Kieren leaned in, his mouth grazing my collarbone, and I felt it all the way down to my toes. His breath warmed the path he kissed, and I arched beneath him, helpless to the shiver that rolled through me.

“You’re trembling,” he murmured.

“So are you.”

And he was—barely, but I felt it. In the way his hands paused, the way his chest rose and fell a little too fast. He wasn’t pretending. He wasn’t just trying to impress me or win me. He was here, fully and completely, and somehow, that made everything feel ten times hotter.

His hands slid down, fingers tracing my ribs like he was listening for a heartbeat in every one. When he found the place just above my hip, he stilled.

“You don’t know what you’re doing to me,” he said, voice thick and low.

“I think I do,” I whispered, guiding his hand a little lower.

His eyes darkened. Not with lust, but with something far more dangerous—need.

He kissed me again—deeper this time, slower, but no less intense. And as our mouths moved together, his hands explored me like he was trying to remember this. Like he didn’t want to forget a single inch.

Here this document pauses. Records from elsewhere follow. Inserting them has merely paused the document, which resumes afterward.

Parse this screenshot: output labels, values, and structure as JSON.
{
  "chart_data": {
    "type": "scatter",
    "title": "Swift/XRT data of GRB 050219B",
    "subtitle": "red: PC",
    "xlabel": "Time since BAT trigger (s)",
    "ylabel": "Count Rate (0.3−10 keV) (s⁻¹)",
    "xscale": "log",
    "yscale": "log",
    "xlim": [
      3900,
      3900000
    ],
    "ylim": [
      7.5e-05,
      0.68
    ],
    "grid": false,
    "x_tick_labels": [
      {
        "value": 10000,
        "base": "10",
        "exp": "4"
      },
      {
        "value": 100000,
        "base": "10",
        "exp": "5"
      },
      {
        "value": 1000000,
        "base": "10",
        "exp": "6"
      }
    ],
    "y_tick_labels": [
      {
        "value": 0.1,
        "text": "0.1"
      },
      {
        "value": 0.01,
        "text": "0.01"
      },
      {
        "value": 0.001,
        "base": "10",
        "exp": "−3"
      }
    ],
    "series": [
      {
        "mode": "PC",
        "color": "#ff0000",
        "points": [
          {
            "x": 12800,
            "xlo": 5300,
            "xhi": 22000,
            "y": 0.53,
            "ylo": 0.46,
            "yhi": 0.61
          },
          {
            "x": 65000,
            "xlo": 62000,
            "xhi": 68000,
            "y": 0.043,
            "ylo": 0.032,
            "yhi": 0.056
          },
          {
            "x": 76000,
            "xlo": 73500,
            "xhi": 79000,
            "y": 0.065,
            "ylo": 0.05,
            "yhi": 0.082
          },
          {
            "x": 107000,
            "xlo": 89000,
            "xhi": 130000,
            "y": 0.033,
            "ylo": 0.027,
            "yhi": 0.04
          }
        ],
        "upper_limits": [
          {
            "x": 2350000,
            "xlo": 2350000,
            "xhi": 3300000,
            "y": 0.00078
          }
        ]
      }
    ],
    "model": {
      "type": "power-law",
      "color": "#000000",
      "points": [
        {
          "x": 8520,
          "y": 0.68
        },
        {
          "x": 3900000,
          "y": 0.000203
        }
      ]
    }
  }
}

I was drowning in him—in the heat of his skin, in the soft scrape of stubble against my cheek, in the sound he made when I tangled my fingers in his hair and pulled just enough to drive him a little wild.

He murmured my name like it meant something more now. Like I meant something more.

And the way he looked at me—God, I’d never been looked at like that. Not like a trophy. Not like a fantasy.

Like I was real.

My breath hitched when he kissed the inside of my wrist. When he pressed his palm flat against my stomach and looked at me like he was asking permission every step of the way—even when I was already arching into him, already whispering yes in a voice I barely recognized as my own.

He took his time. Not just because he could, but because he wanted to. Because touching me like this wasn’t just physical—it was something sacred to him.

And maybe it was sacred to me too.

Because in that moment, I didn’t feel broken or forgotten or like someone trying too hard to prove her worth.

I just felt wanted. Cherished. Like I was the only thing that mattered.